Posted at 5:56 PM, Aug 27, 2018
and last updated 2018-08-27 17:56:12-04

DETROIT (AP) — Michigan seismologists are studying a meteor that exploded in the atmosphere over the state in January with the help of scientists at the Scripps Institution of Oceanography in San Diego.

The University of Michigan seismologists and the California scientists will publish their combined data on Michigan’s celestial event in a research paper, the Detroit Free Press reported . It’s slated for publication later this month.

The findings could help researchers understand how often bolides, the name for meteors that explode in the atmosphere, occur outside the view of witnesses.

The Jan. 17 meteor showered small fragments down toward Earth near Livingston County’s Hamburg Township west of Detroit. Witnesses watched the spectacular meteor flash across southern Michigan skies. People in Illinois, Indiana, Pennsylvania, Ohio, Missouri and Ontario, Canada, also reported seeing the meteor.

It’s rare for such large meteor events to occur in a heavily populated area within the recording capability of several scientific instruments.

“This event kind of fell into our laps; we were studying something else,” said Michael Hedlin, head of the Laboratory for Atmospheric Acoustics at Scripps.

Hedlin’s team was researching atmospheric gravity waves using infrasound sensors across the eastern and central U.S., which constantly record low-frequency sound. When the meteor made its sonic boom, Hedlin knew he had plenty of infrasound data related to it.

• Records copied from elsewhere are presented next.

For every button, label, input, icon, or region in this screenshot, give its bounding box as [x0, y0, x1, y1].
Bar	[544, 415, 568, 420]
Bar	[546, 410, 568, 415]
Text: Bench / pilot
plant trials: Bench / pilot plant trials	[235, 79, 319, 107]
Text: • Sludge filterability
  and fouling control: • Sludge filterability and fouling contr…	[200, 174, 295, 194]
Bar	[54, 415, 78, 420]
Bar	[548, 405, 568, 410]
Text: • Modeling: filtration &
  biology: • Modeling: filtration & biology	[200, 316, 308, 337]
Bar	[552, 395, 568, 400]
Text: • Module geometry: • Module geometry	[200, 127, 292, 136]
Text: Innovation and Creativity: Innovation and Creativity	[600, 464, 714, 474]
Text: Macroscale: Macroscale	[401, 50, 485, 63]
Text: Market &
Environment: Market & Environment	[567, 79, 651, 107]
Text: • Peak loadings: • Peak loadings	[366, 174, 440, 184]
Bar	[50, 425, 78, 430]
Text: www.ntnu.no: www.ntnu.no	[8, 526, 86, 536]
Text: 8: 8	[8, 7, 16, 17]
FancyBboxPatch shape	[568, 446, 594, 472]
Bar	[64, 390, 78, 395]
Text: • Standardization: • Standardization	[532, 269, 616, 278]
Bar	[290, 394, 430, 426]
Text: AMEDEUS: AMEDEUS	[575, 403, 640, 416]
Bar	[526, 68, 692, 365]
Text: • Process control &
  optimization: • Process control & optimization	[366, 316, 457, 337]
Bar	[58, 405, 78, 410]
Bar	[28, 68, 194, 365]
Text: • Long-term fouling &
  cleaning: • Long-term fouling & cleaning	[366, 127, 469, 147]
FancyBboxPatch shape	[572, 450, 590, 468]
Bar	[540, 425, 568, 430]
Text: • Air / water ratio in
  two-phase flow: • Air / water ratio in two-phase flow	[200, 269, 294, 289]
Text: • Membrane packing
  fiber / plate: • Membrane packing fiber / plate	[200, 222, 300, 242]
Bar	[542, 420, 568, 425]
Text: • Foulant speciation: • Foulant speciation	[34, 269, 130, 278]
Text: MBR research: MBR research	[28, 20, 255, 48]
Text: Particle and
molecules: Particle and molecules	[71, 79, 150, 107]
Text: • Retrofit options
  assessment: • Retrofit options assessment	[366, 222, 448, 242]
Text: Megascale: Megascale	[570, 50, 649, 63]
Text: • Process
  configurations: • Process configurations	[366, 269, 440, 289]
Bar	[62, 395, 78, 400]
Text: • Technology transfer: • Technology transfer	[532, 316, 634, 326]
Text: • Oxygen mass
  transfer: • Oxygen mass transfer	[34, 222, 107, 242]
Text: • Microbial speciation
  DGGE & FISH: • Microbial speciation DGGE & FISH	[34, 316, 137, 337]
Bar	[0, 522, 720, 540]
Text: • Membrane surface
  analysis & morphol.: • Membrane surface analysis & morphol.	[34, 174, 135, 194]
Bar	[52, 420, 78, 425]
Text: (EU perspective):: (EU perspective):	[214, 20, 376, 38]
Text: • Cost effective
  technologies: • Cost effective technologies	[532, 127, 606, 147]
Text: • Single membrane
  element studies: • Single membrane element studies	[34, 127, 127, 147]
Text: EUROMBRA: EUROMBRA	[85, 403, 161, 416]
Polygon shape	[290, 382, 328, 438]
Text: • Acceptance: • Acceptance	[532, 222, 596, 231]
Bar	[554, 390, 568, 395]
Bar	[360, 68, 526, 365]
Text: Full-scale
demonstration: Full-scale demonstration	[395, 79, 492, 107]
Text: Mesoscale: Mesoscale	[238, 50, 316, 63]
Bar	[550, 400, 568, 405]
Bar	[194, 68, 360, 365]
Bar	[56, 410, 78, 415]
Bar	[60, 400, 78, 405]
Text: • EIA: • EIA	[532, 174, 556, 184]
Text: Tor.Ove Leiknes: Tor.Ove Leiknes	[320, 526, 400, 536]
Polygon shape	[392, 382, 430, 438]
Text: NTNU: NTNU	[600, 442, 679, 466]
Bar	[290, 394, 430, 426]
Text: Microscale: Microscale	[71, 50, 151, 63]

Seismologist Jeroen Ritsema at the University of Michigan’s Department of Earth and Environmental Sciences also didn’t expect to study the event. But he knew that he could review constantly recorded seismic data from the region to find the meteor’s burst.

Seismometers are sensitive and record the smallest ground movements, Ritsema said. He was able to track the recording of the meteor’s blast at seven seismometer stations in Michigan, Ohio and Ontario.

Hedlin contacted Ritsema to combine their separate disciplines into a research project.

“We could locate it (seismically) at exactly the same location where the infrasound was placing it,” Ritsema said.

The two research teams together confirmed the location the bolide came into the atmosphere over Michigan and the time of the blast.

Buried in the collected data could be more new knowledge about bolide meteorite events, said Hedlin.

“They probably have a lot of secrets we haven’t found yet,” he said. “I want to find out.”